Not surprisingly, the answer is still no. We haven't removed the seasonal trend within a year yet. Let's make some plots to confirm that.

In [None]:
fig = plt.figure(figsize=(18, 6))
fig.add_subplot(131)
plt.plot(df.date,df.log_num_sold_1)
plt.title('log_num_sold_1: raw plot')
fig.add_subplot(132)
plt.plot(df.date,df.log_num_sold_1.rolling(365).mean())
plt.title('log_num_sold_1: 365-day moving average')
fig.add_subplot(133)
plt.plot(df.date,df.log_num_sold_1.rolling(183).mean())
plt.title('log_num_sold_1: 183-day moving average')
plt.show()

So we see from the 365-day moving average that over a 365-day period, `log_num_sold_1` is mostly noise. But the cyclical trend is obvious in the 183-day moving average.

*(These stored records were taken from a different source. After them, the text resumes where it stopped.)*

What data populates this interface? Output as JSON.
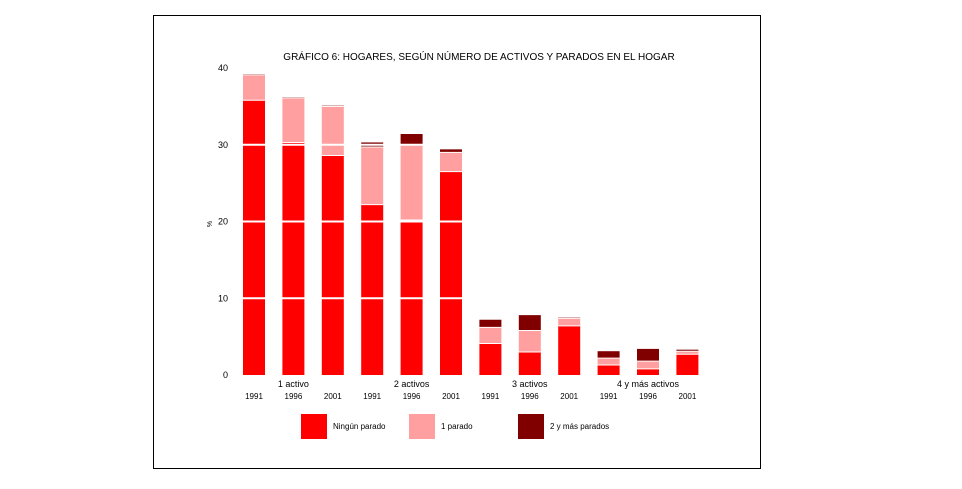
{
  "chart_data": {
    "type": "bar",
    "stacked": true,
    "title": "GRÁFICO 6: HOGARES, SEGÚN NÚMERO DE ACTIVOS Y PARADOS EN EL HOGAR",
    "ylabel": "%",
    "xlabel": "",
    "ylim": [
      0,
      40
    ],
    "yticks": [
      0,
      10,
      20,
      30,
      40
    ],
    "grid": "horizontal white lines",
    "legend_position": "bottom",
    "groups": [
      "1 activo",
      "2 activos",
      "3 activos",
      "4 y más activos"
    ],
    "categories": [
      "1991",
      "1996",
      "2001",
      "1991",
      "1996",
      "2001",
      "1991",
      "1996",
      "2001",
      "1991",
      "1996",
      "2001"
    ],
    "series": [
      {
        "name": "Ningún parado",
        "color": "#ff0000",
        "values": [
          35.8,
          30.3,
          28.6,
          22.2,
          20.2,
          26.5,
          4.1,
          3.0,
          6.4,
          1.3,
          0.8,
          2.7
        ]
      },
      {
        "name": "1 parado",
        "color": "#ff9f9f",
        "values": [
          3.3,
          5.8,
          6.4,
          7.5,
          9.8,
          2.5,
          2.1,
          2.8,
          1.0,
          0.9,
          1.0,
          0.4
        ]
      },
      {
        "name": "2 y más parados",
        "color": "#800000",
        "values": [
          0.1,
          0.1,
          0.1,
          0.6,
          1.4,
          0.4,
          1.0,
          2.0,
          0.1,
          0.9,
          1.6,
          0.2
        ]
      }
    ]
  }
}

Let's visualize the year trend in the original `num_sold` space

In [None]:
plt.plot(df.date,np.exp(df.year_trend),'b-')
plt.plot(df_test.date,np.exp(df_test.year_trend), 'g-')
plt.title('num_sold year trend')
plt.legend(['num_sold 2015 - 2018 (fitted)', 'num_sold 2019 (extrapolated)'], loc='upper left')
plt.show()

Finally, we can also estimate annual sales for year 2019 using the trend. 

In [None]:
xx = [np.datetime64(F'{year}') for year in range(2015,2020)]
yy_pred = []
yy_actual = []
df0 = pd.concat([df,df_test])
for i in range(2015,2020):
    yy_pred.append(np.sum(np.exp(df0.year_trend[(df0.date>=np.datetime64(F'{i}-01-01'))&(df0.date<=np.datetime64(F'{i}-12-31'))])))
    yy_actual.append(np.sum(df.num_sold[(df.date>=np.datetime64(F'{i}-01-01'))&(df.date<=np.datetime64(F'{i}-12-31'))]))
    
plt.plot(xx[:-1],yy_actual[:-1],'cx-')
plt.plot(xx,yy_pred,'bo-')
plt.legend(['actual', 'fitted/extrapolated'], loc='upper left')
plt.title('Annual sales')

from matplotlib.dates import YearLocator, MonthLocator, DateFormatter
years = YearLocator()   
yearsFmt = DateFormatter('%Y')
ax = plt.gca()
ax.xaxis.set_major_locator(years)
ax.xaxis.set_major_formatter(yearsFmt)

# What's Next?

In principle, the time series `log_num_sold_1` can be fitted already with your favorite tree model. It is not a stationary time series yet but over-the-years trend has been removed, so the tree model should be able to predict the seasonal cycles. For completeness sake, I plan to detrend the time series completely in a future notebook by removing the cyclical trend. Hope to see you then!